しかし、Pythonのプログラムが持つグローバル名と、組み込みを行うアプリケーションが定義しているグローバル名の名前の衝突が発生するために組み込み作業は複雑であった。特に、'object'という名前は人気があったために衝突が多かった。この問題に対処するために、すべてのPythonのグローバル名の先頭に"Py"もしくは"_Py"(内部的にしか使用しないが、技術的な理由からグローバルにしているもの)、"PY"(マクロ向け)を付けるという命名規約を導入することにした。

すでにサードパーティ製のモジュールがたくさん作られていたため、移行作業は後方互換性に考慮して行われることになった。コアな開発者であるほど以前の名前を覚えているだろうということを考え、2つのフェーズが用意された。フェーズ1ではリンカからは古い名前に見えるが、ソースコードでは新しい名前が使用できるように、大量のC言語のプリプロセッサマクロを使用して新しい名前を古い名前に変換するようにした。フェーズ2では、リンカからは新しい名前が見えるようにしたが、移行作業が遅れていた拡張モジュールのことを考慮し、今度は古い名前から新しい名前に変換するという、また別のマクロのセットを用意した。この2つフェーズの中では、古い名前と新しい名前が混在することができたので、プログラムが動作しなくなるということはなかった。

Subversionのログから、これらの名前の変更の歴史を少し調べてみた。1995年の1月12日のr4583から作業が開始されていることが分かった。この時に大規模な名前の変更が行われることが通知され、新しい名前をもつヘッダファイルが導入された。しかし、1996年の12月の時点ではまだ.cのソースファイルの名前の変更作業は継続していた。"Grand Renaming(壮大な名前の変更)"という内容で調べると、名前を変更しているだとか、名前を変更したという、この時期のチェックインコメントを頻繁に見つけることができる。後方互換性のためのマクロが最終的に削除されたのは2000年の5月で、Python 1.6のリリース作業の中で行われた。r15313のチェックインコメントの中に、このイベントを祝うコメントが書かれている。

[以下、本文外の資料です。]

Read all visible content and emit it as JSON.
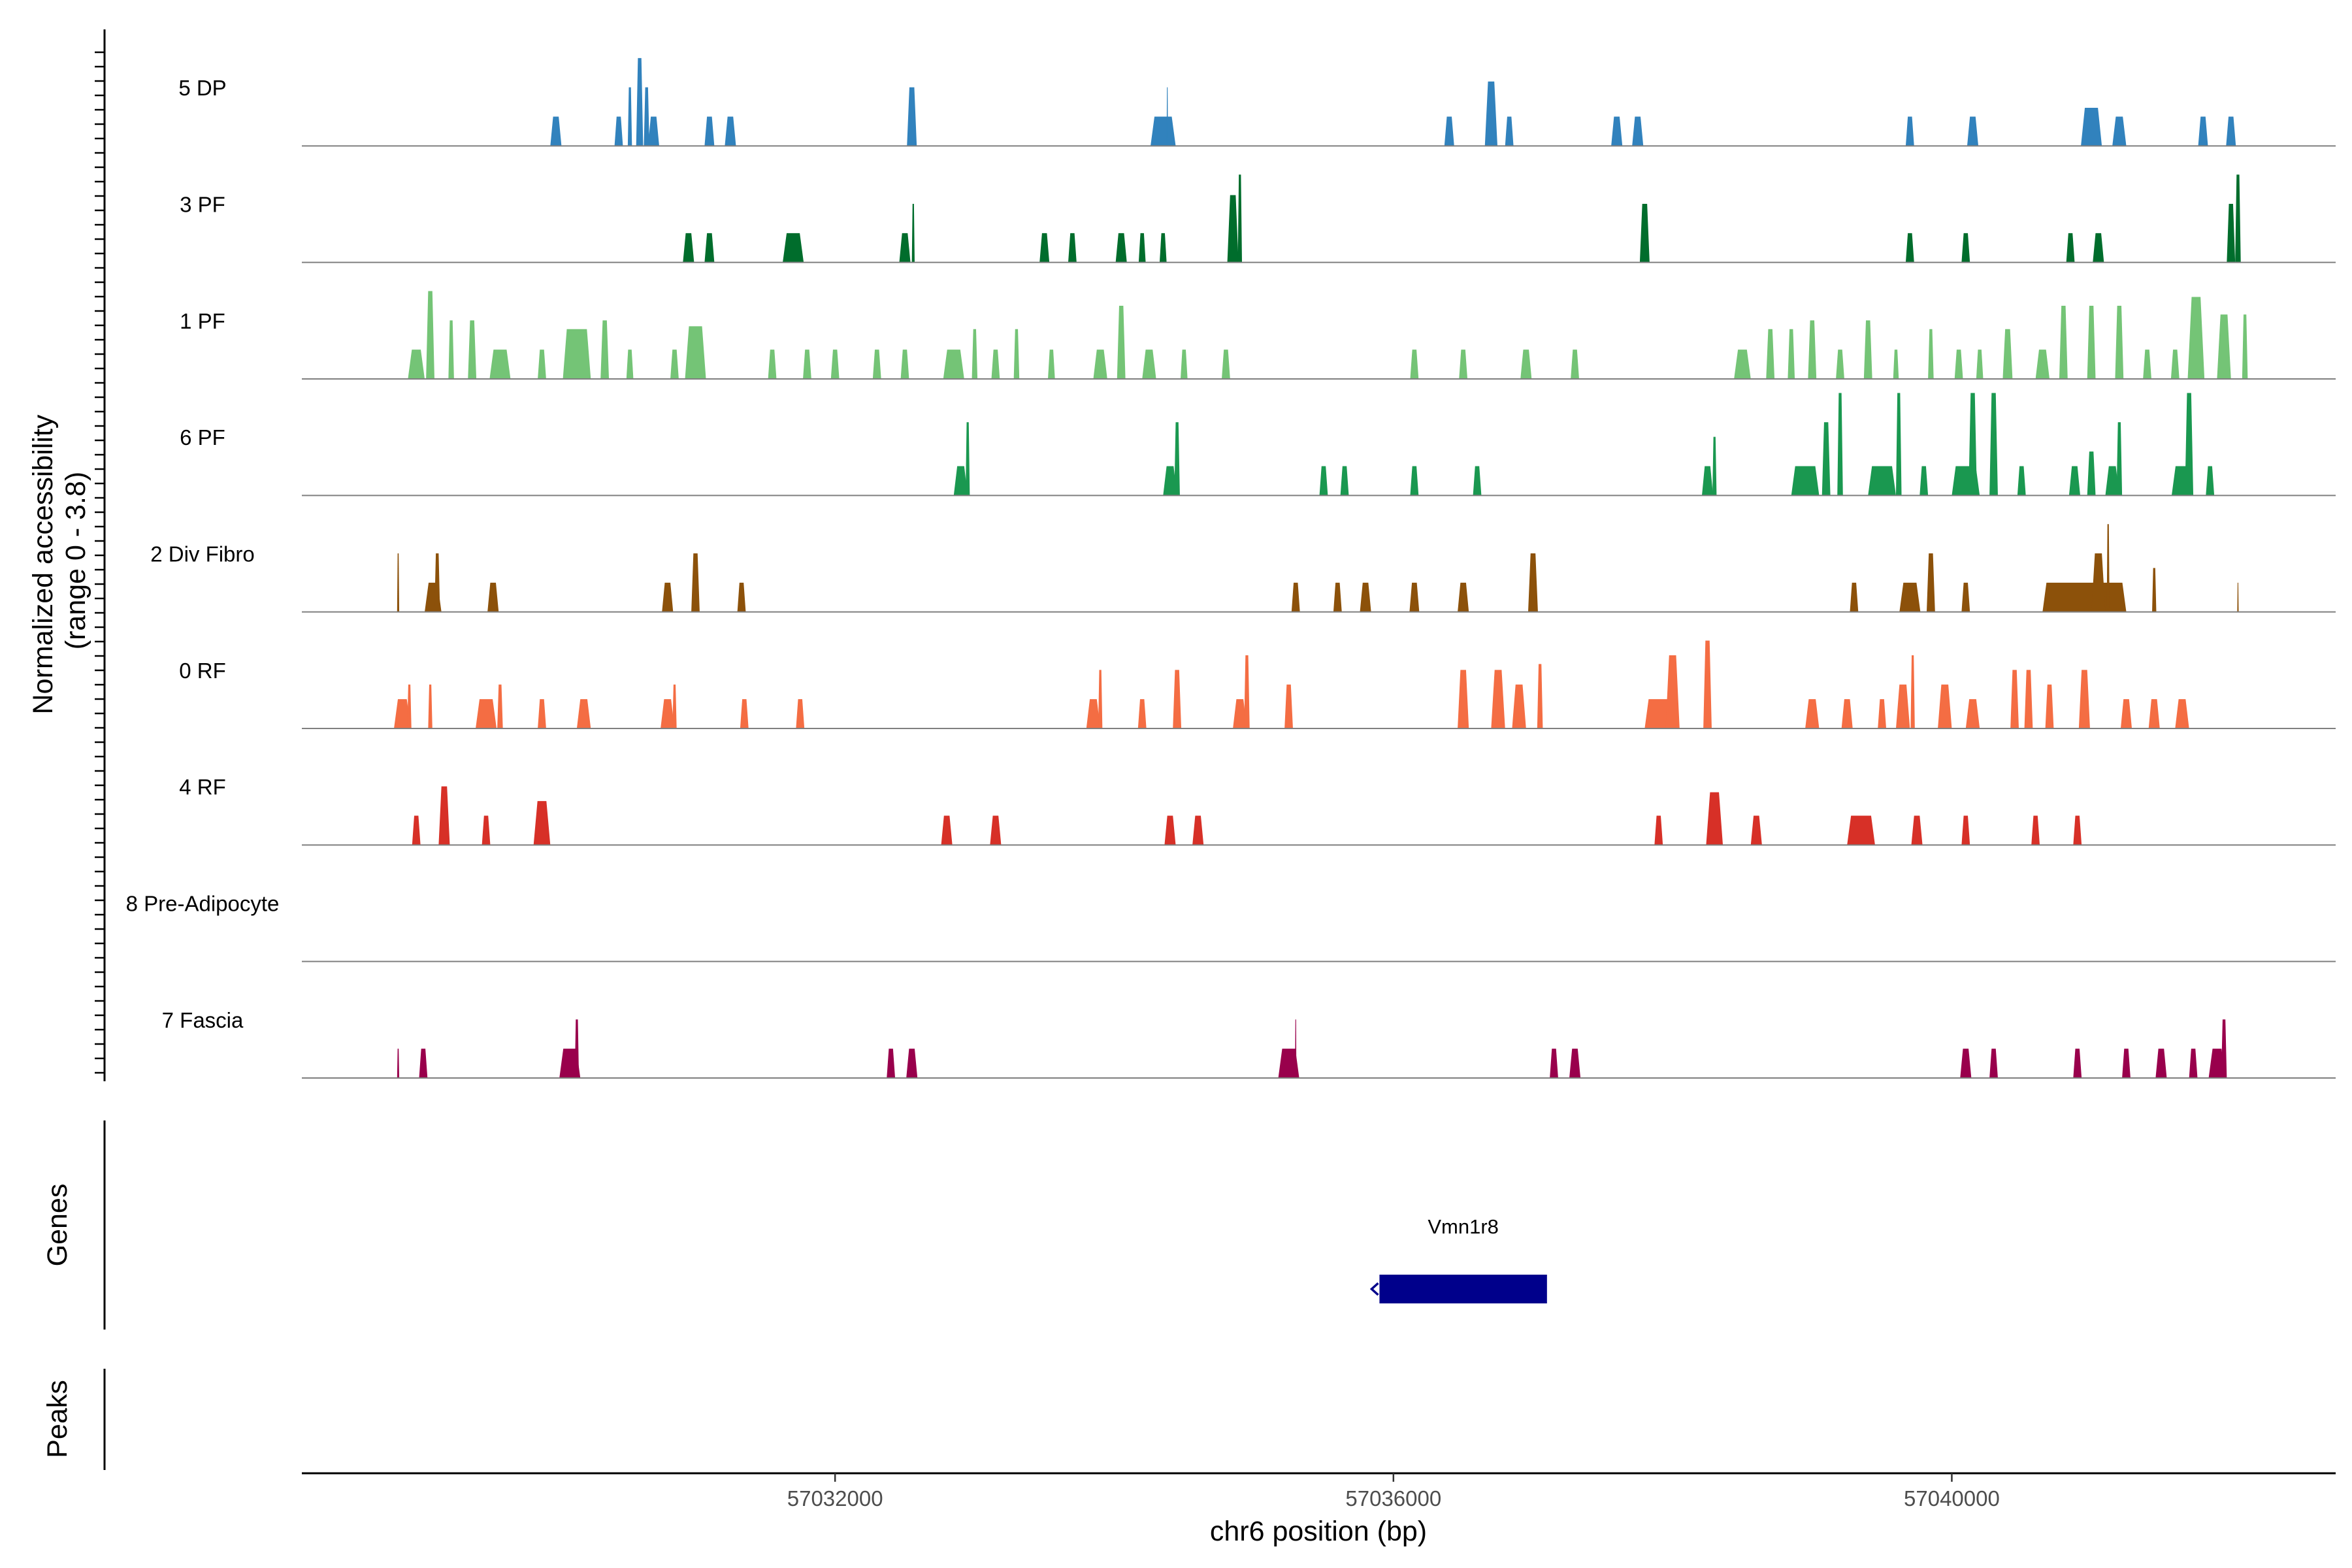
{
  "chart_data": {
    "type": "area",
    "title": "",
    "ylabel_line1": "Normalized accessibility",
    "ylabel_line2": "(range 0 - 3.8)",
    "y_range": [
      0,
      3.8
    ],
    "xlabel": "chr6 position (bp)",
    "x_range": [
      57028180,
      57042750
    ],
    "x_ticks": [
      57032000,
      57036000,
      57040000
    ],
    "x_tick_labels": [
      "57032000",
      "57036000",
      "57040000"
    ],
    "tracks": [
      {
        "name": "5 DP",
        "color": "#3182bd",
        "peaks": [
          [
            57030000,
            80,
            1.0
          ],
          [
            57030450,
            60,
            1.0
          ],
          [
            57030530,
            30,
            2.0
          ],
          [
            57030600,
            50,
            3.0
          ],
          [
            57030650,
            40,
            2.0
          ],
          [
            57030700,
            80,
            1.0
          ],
          [
            57031100,
            70,
            1.0
          ],
          [
            57031250,
            80,
            1.0
          ],
          [
            57032550,
            70,
            2.0
          ],
          [
            57034350,
            180,
            1.0
          ],
          [
            57034380,
            10,
            2.0
          ],
          [
            57036400,
            70,
            1.0
          ],
          [
            57036700,
            90,
            2.2
          ],
          [
            57036830,
            60,
            1.0
          ],
          [
            57037600,
            80,
            1.0
          ],
          [
            57037750,
            80,
            1.0
          ],
          [
            57039700,
            60,
            1.0
          ],
          [
            57040150,
            80,
            1.0
          ],
          [
            57041000,
            150,
            1.3
          ],
          [
            57041200,
            100,
            1.0
          ],
          [
            57041800,
            70,
            1.0
          ],
          [
            57042000,
            70,
            1.0
          ]
        ]
      },
      {
        "name": "3 PF",
        "color": "#006d2c",
        "peaks": [
          [
            57030950,
            80,
            1.0
          ],
          [
            57031100,
            70,
            1.0
          ],
          [
            57031700,
            150,
            1.0
          ],
          [
            57032500,
            80,
            1.0
          ],
          [
            57032560,
            20,
            2.0
          ],
          [
            57033500,
            70,
            1.0
          ],
          [
            57033700,
            60,
            1.0
          ],
          [
            57034050,
            80,
            1.0
          ],
          [
            57034200,
            50,
            1.0
          ],
          [
            57034350,
            50,
            1.0
          ],
          [
            57034850,
            80,
            2.3
          ],
          [
            57034900,
            30,
            3.0
          ],
          [
            57037800,
            70,
            2.0
          ],
          [
            57039700,
            60,
            1.0
          ],
          [
            57040100,
            60,
            1.0
          ],
          [
            57040850,
            60,
            1.0
          ],
          [
            57041050,
            80,
            1.0
          ],
          [
            57042000,
            60,
            2.0
          ],
          [
            57042050,
            40,
            3.0
          ]
        ]
      },
      {
        "name": "1 PF",
        "color": "#74c476",
        "peaks": [
          [
            57029000,
            120,
            1.0
          ],
          [
            57029100,
            60,
            3.0
          ],
          [
            57029250,
            40,
            2.0
          ],
          [
            57029400,
            60,
            2.0
          ],
          [
            57029600,
            150,
            1.0
          ],
          [
            57029900,
            60,
            1.0
          ],
          [
            57030150,
            200,
            1.7
          ],
          [
            57030350,
            60,
            2.0
          ],
          [
            57030530,
            50,
            1.0
          ],
          [
            57030850,
            60,
            1.0
          ],
          [
            57031000,
            150,
            1.8
          ],
          [
            57031550,
            60,
            1.0
          ],
          [
            57031800,
            60,
            1.0
          ],
          [
            57032000,
            60,
            1.0
          ],
          [
            57032300,
            60,
            1.0
          ],
          [
            57032500,
            60,
            1.0
          ],
          [
            57032850,
            150,
            1.0
          ],
          [
            57033000,
            40,
            1.7
          ],
          [
            57033150,
            60,
            1.0
          ],
          [
            57033300,
            40,
            1.7
          ],
          [
            57033550,
            50,
            1.0
          ],
          [
            57033900,
            100,
            1.0
          ],
          [
            57034050,
            60,
            2.5
          ],
          [
            57034250,
            100,
            1.0
          ],
          [
            57034500,
            50,
            1.0
          ],
          [
            57034800,
            60,
            1.0
          ],
          [
            57036150,
            60,
            1.0
          ],
          [
            57036500,
            60,
            1.0
          ],
          [
            57036950,
            80,
            1.0
          ],
          [
            57037300,
            60,
            1.0
          ],
          [
            57038500,
            120,
            1.0
          ],
          [
            57038700,
            60,
            1.7
          ],
          [
            57038850,
            50,
            1.7
          ],
          [
            57039000,
            60,
            2.0
          ],
          [
            57039200,
            60,
            1.0
          ],
          [
            57039400,
            60,
            2.0
          ],
          [
            57039600,
            40,
            1.0
          ],
          [
            57039850,
            40,
            1.7
          ],
          [
            57040050,
            60,
            1.0
          ],
          [
            57040200,
            50,
            1.0
          ],
          [
            57040400,
            70,
            1.7
          ],
          [
            57040650,
            100,
            1.0
          ],
          [
            57040800,
            60,
            2.5
          ],
          [
            57041000,
            60,
            2.5
          ],
          [
            57041200,
            60,
            2.5
          ],
          [
            57041400,
            60,
            1.0
          ],
          [
            57041600,
            60,
            1.0
          ],
          [
            57041750,
            120,
            2.8
          ],
          [
            57041950,
            100,
            2.2
          ],
          [
            57042100,
            40,
            2.2
          ]
        ]
      },
      {
        "name": "6 PF",
        "color": "#1a9850",
        "peaks": [
          [
            57032900,
            100,
            1.0
          ],
          [
            57032950,
            30,
            2.5
          ],
          [
            57034400,
            100,
            1.0
          ],
          [
            57034450,
            40,
            2.5
          ],
          [
            57035500,
            60,
            1.0
          ],
          [
            57035650,
            60,
            1.0
          ],
          [
            57036150,
            60,
            1.0
          ],
          [
            57036600,
            60,
            1.0
          ],
          [
            57038250,
            80,
            1.0
          ],
          [
            57038300,
            30,
            2.0
          ],
          [
            57038950,
            200,
            1.0
          ],
          [
            57039100,
            60,
            2.5
          ],
          [
            57039200,
            40,
            3.5
          ],
          [
            57039500,
            200,
            1.0
          ],
          [
            57039620,
            40,
            3.5
          ],
          [
            57039800,
            60,
            1.0
          ],
          [
            57040100,
            200,
            1.0
          ],
          [
            57040150,
            60,
            3.5
          ],
          [
            57040300,
            60,
            3.5
          ],
          [
            57040500,
            60,
            1.0
          ],
          [
            57040880,
            80,
            1.0
          ],
          [
            57041000,
            60,
            1.5
          ],
          [
            57041150,
            100,
            1.0
          ],
          [
            57041200,
            40,
            2.5
          ],
          [
            57041650,
            150,
            1.0
          ],
          [
            57041700,
            60,
            3.5
          ],
          [
            57041850,
            60,
            1.0
          ]
        ]
      },
      {
        "name": "2 Div Fibro",
        "color": "#8c510a",
        "peaks": [
          [
            57028870,
            15,
            2.0
          ],
          [
            57029120,
            120,
            1.0
          ],
          [
            57029150,
            40,
            2.0
          ],
          [
            57029550,
            80,
            1.0
          ],
          [
            57030800,
            80,
            1.0
          ],
          [
            57031000,
            60,
            2.0
          ],
          [
            57031330,
            60,
            1.0
          ],
          [
            57035300,
            60,
            1.0
          ],
          [
            57035600,
            60,
            1.0
          ],
          [
            57035800,
            80,
            1.0
          ],
          [
            57036150,
            70,
            1.0
          ],
          [
            57036500,
            80,
            1.0
          ],
          [
            57037000,
            70,
            2.0
          ],
          [
            57039300,
            60,
            1.0
          ],
          [
            57039700,
            150,
            1.0
          ],
          [
            57039850,
            60,
            2.0
          ],
          [
            57040100,
            60,
            1.0
          ],
          [
            57040950,
            600,
            1.0
          ],
          [
            57041050,
            100,
            2.0
          ],
          [
            57041120,
            20,
            3.0
          ],
          [
            57041450,
            30,
            1.5
          ],
          [
            57042050,
            10,
            1.0
          ]
        ]
      },
      {
        "name": "0 RF",
        "color": "#f46d43",
        "peaks": [
          [
            57028900,
            120,
            1.0
          ],
          [
            57028950,
            30,
            1.5
          ],
          [
            57029100,
            30,
            1.5
          ],
          [
            57029500,
            150,
            1.0
          ],
          [
            57029600,
            40,
            1.5
          ],
          [
            57029900,
            60,
            1.0
          ],
          [
            57030200,
            100,
            1.0
          ],
          [
            57030800,
            100,
            1.0
          ],
          [
            57030850,
            30,
            1.5
          ],
          [
            57031350,
            60,
            1.0
          ],
          [
            57031750,
            60,
            1.0
          ],
          [
            57033850,
            100,
            1.0
          ],
          [
            57033900,
            30,
            2.0
          ],
          [
            57034200,
            60,
            1.0
          ],
          [
            57034450,
            60,
            2.0
          ],
          [
            57034900,
            100,
            1.0
          ],
          [
            57034950,
            40,
            2.5
          ],
          [
            57035250,
            60,
            1.5
          ],
          [
            57036500,
            80,
            2.0
          ],
          [
            57036750,
            100,
            2.0
          ],
          [
            57036900,
            100,
            1.5
          ],
          [
            57037050,
            40,
            2.2
          ],
          [
            57037900,
            200,
            1.0
          ],
          [
            57038000,
            100,
            2.5
          ],
          [
            57038250,
            60,
            3.0
          ],
          [
            57039000,
            100,
            1.0
          ],
          [
            57039250,
            80,
            1.0
          ],
          [
            57039500,
            60,
            1.0
          ],
          [
            57039650,
            100,
            1.5
          ],
          [
            57039720,
            30,
            2.5
          ],
          [
            57039950,
            100,
            1.5
          ],
          [
            57040150,
            100,
            1.0
          ],
          [
            57040450,
            60,
            2.0
          ],
          [
            57040550,
            60,
            2.0
          ],
          [
            57040700,
            60,
            1.5
          ],
          [
            57040950,
            80,
            2.0
          ],
          [
            57041250,
            80,
            1.0
          ],
          [
            57041450,
            80,
            1.0
          ],
          [
            57041650,
            100,
            1.0
          ]
        ]
      },
      {
        "name": "4 RF",
        "color": "#d73027",
        "peaks": [
          [
            57029000,
            60,
            1.0
          ],
          [
            57029200,
            80,
            2.0
          ],
          [
            57029500,
            60,
            1.0
          ],
          [
            57029900,
            120,
            1.5
          ],
          [
            57032800,
            80,
            1.0
          ],
          [
            57033150,
            80,
            1.0
          ],
          [
            57034400,
            80,
            1.0
          ],
          [
            57034600,
            80,
            1.0
          ],
          [
            57037900,
            60,
            1.0
          ],
          [
            57038300,
            120,
            1.8
          ],
          [
            57038600,
            80,
            1.0
          ],
          [
            57039350,
            200,
            1.0
          ],
          [
            57039750,
            80,
            1.0
          ],
          [
            57040100,
            60,
            1.0
          ],
          [
            57040600,
            60,
            1.0
          ],
          [
            57040900,
            60,
            1.0
          ]
        ]
      },
      {
        "name": "8 Pre-Adipocyte",
        "color": "#66bd63",
        "peaks": []
      },
      {
        "name": "7 Fascia",
        "color": "#99004c",
        "peaks": [
          [
            57028870,
            15,
            1.0
          ],
          [
            57029050,
            60,
            1.0
          ],
          [
            57030100,
            150,
            1.0
          ],
          [
            57030150,
            30,
            2.0
          ],
          [
            57032400,
            60,
            1.0
          ],
          [
            57032550,
            80,
            1.0
          ],
          [
            57035250,
            150,
            1.0
          ],
          [
            57035300,
            10,
            2.0
          ],
          [
            57037150,
            60,
            1.0
          ],
          [
            57037300,
            80,
            1.0
          ],
          [
            57040100,
            80,
            1.0
          ],
          [
            57040300,
            60,
            1.0
          ],
          [
            57040900,
            60,
            1.0
          ],
          [
            57041250,
            60,
            1.0
          ],
          [
            57041500,
            80,
            1.0
          ],
          [
            57041730,
            60,
            1.0
          ],
          [
            57041900,
            120,
            1.0
          ],
          [
            57041950,
            40,
            2.0
          ]
        ]
      }
    ],
    "genes": {
      "title": "Genes",
      "items": [
        {
          "name": "Vmn1r8",
          "start": 57035900,
          "end": 57037100,
          "strand": "-",
          "color": "#00008b"
        }
      ]
    },
    "peaks_track": {
      "title": "Peaks",
      "items": []
    }
  }
}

この壮大な作業の功績の多くは、Barry Warsaw氏とRoger Masse氏によるものである。彼らはスクリプトの助けも得ながら、ファイルの中の名前の変更という、地味な作業に参加して次々と進めてくれた。彼らは多くの標準ライブラリにユニットテストを追加するという、退屈な作業をコツコツと行うこともしてくれたのである。

Wikipediaでは、かつて行われた大規模な名前変更(Great Renaming)の出来事ついて紹介されている。見たところ、USENETのグループの再編成のことのようである。私はおそらく、無意識のうちに「PythonのGreat Renaming」というイベントの名前を付けたということを思い出した。これ以降に行われた大規模な名前の変更として見つけられるのは、Pythonのドキュメント生成にも使用していたSphinxである。Zopeもかつて大規模な名前の変更を行ったことがある。ここであげた例と比較すると小さな話ではあるが、最近ではPy3kの議論の中で、PyStringをPyBytesに変更しようという議論も行われている。

大規模、もしくは壮大な名前の変更は、開発者のコミュニティにとっては、高い確率でケガを伴うイベントである。プログラマの頭の配線をつなぎ直す必要があるし、ドキュメントも書き直さなければならない。また、名前の変更前のパッチを名前の変更後に統合するという複雑な作業が発生することもある。これは特に、名前の変更が行われていないブランチが残っている場合多く発生する問題である。